# Prince Edward of York



## tnyr5 (Jul 15, 2019)

Not bad for a first bloom. Photo by Sanjay Joshi.


----------



## ehanes7612 (Jul 15, 2019)

High AM quality at least


----------



## musa (Jul 15, 2019)

Beautyful!


----------



## Guldal (Jul 15, 2019)

tnyr5 said:


> Not bad for a first bloom



Might it be too much, if one dares to say, that this seems somewhat a slight understatement?!


----------



## Ozpaph (Jul 15, 2019)

that is awesome. Super fat petals.
What is the parentage?


----------



## tnyr5 (Jul 15, 2019)

It actually didn't come with any parentage on the tag, just "rothschildianum x sanderianum". I got it from Little Brook Orchids, who picked up a few of the cross at a Redlands show a few years ago. I haven't seen a bad one from the batch yet.


----------



## gego (Jul 15, 2019)

Excellent!!! And a good looking clump.


----------



## Justin (Jul 15, 2019)

Your plants are always amazing. This one is super special.


----------



## Fan Tan Fannie (Jul 15, 2019)

Congrats! Beautiful blooms! I purchased PEOY with flowers this spring. It has much lighter green leaves than yours. Mine is like apple green. Do you give much light to yours? I try to provide as much light as possible.


----------



## tnyr5 (Jul 15, 2019)

Fan Tan Fannie said:


> Congrats!

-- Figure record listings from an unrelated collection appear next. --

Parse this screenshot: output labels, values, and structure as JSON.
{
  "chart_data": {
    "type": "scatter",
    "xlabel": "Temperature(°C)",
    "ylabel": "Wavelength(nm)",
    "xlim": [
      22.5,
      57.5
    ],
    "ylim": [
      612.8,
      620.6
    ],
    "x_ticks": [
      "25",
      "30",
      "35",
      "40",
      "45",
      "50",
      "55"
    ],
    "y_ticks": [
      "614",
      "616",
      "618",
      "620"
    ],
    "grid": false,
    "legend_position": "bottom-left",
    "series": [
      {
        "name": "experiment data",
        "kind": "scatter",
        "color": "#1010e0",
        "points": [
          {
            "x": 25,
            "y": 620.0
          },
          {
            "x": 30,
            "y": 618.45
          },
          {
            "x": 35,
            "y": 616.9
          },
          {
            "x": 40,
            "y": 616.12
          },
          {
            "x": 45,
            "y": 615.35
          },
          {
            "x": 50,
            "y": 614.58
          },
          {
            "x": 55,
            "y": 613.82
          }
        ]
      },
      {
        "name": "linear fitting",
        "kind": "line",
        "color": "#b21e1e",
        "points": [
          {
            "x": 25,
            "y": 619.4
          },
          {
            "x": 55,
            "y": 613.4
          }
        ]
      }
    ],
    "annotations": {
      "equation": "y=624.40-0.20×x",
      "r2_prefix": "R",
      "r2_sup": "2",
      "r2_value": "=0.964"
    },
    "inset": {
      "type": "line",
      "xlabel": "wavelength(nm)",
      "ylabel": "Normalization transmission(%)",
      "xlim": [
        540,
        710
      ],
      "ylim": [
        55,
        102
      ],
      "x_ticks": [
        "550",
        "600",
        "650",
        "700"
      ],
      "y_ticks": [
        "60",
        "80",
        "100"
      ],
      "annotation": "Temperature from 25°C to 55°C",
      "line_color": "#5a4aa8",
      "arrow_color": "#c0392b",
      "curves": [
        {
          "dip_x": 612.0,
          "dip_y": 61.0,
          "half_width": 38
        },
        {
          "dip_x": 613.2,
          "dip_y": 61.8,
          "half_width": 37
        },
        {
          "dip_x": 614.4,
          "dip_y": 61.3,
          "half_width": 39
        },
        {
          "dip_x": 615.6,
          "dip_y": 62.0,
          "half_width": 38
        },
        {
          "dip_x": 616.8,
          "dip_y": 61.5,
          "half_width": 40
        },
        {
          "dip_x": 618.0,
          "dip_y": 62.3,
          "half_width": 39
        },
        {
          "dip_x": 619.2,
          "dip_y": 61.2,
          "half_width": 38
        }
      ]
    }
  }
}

Beautiful blooms! I purchased PEOY with flowers this spring. It has much lighter green leaves than yours. Mine is like apple green. Do you give much light to yours? I try to provide as much light as possible.


Not for PEOY, the sanderianum influence makes it very shade-tolerant. It's getting around 70-80 par (translation: 12 inches from a regular old two-bulb shop light.)


----------



## SlipperKing (Jul 16, 2019)

I would grade this clone in the top 10% of the plants available in the US.


----------



## Linus_Cello (Jul 16, 2019)

tnyr5 said:


> Not for PEOY, the sanderianum influence makes it very shade-tolerant. It's getting around 70-80 par (translation: 12 inches from a regular old two-bulb shop light.)


Thanks! What media are you using? How wet do you keep it?
Looking forward to it growing up.


----------



## tnyr5 (Jul 16, 2019)

50/50 mix of #4 sponge rock and the largest size orchiata for the base. Add 5% charcoal, 5% oyster shell, then pot. Top dress with a bit of silica sand and chick grit. Then a layer of forest moss or a thinner layer of sphagnum. Water every 2nd day, or every day while blooming


----------



## Greenpaph (Jul 16, 2019)

Gotta love it!


----------



## emydura (Jul 17, 2019)

That is outstanding. The petal width is amazing.


----------



## Fan Tan Fannie (Jul 17, 2019)

tnyr5 said:


> 50/50 mix of #4 sponge rock and the largest size orchiata for the base. Add 5% charcoal, 5% oyster shell, then pot. Top dress with a bit of silica sand and chick grit. Then a layer of forest moss or a thinner layer of sphagnum. Water every 2nd day, or every day while blooming


Hi, how about the temperature? How hot you have it daytime? And how low at night? I have mine outside on the covered patio as high as high 80s F. And night in the 60s. Sometime Mid 50s. It seems to grow faster than keeping it inside thanks.


----------



## tnyr5 (Jul 17, 2019)

Typically, it gets up to about 85 in my growspace at the hottest, nights are above 70 in the summer. A drop into the mid 50's in winter helps to set the spikes. Humidity always above 65%, I try to keep it at 90% when a sandy hybrid is blooming.

Here's the other photo Sanjay took, looking straight at it, rather than from below. Guess I should add the dimensions, too. NS (cm) 9.7 x 36, petals (measured over the shoulder and down) 1.5 x 35, Dorsal (flattened, as it would be for judging measurements) 4.4 x 6.3, Synsepal 4.0 x 5.5


----------



## DrLeslieEe (Jul 19, 2019)

Quite stunning in petal stance (and length) and colour. Dimensions are also respectable, in line with many AM's. You got pick of the litter!


----------



## troy (Jul 19, 2019)

Very nice to look at!! Excellent plant!!


----------



## Justin (Jul 19, 2019)

SlipperKing said:


> I would grade this clone in the top 10% of the plants available in the US.



In other words an FCC! 

I agree.


----------



## kiwi (Jul 20, 2019)

Wow one of the best ones I have ever seen


----------



## GuRu (Jul 20, 2019)

Very impressive and awardable flowers and a well grown plant. Congrats


----------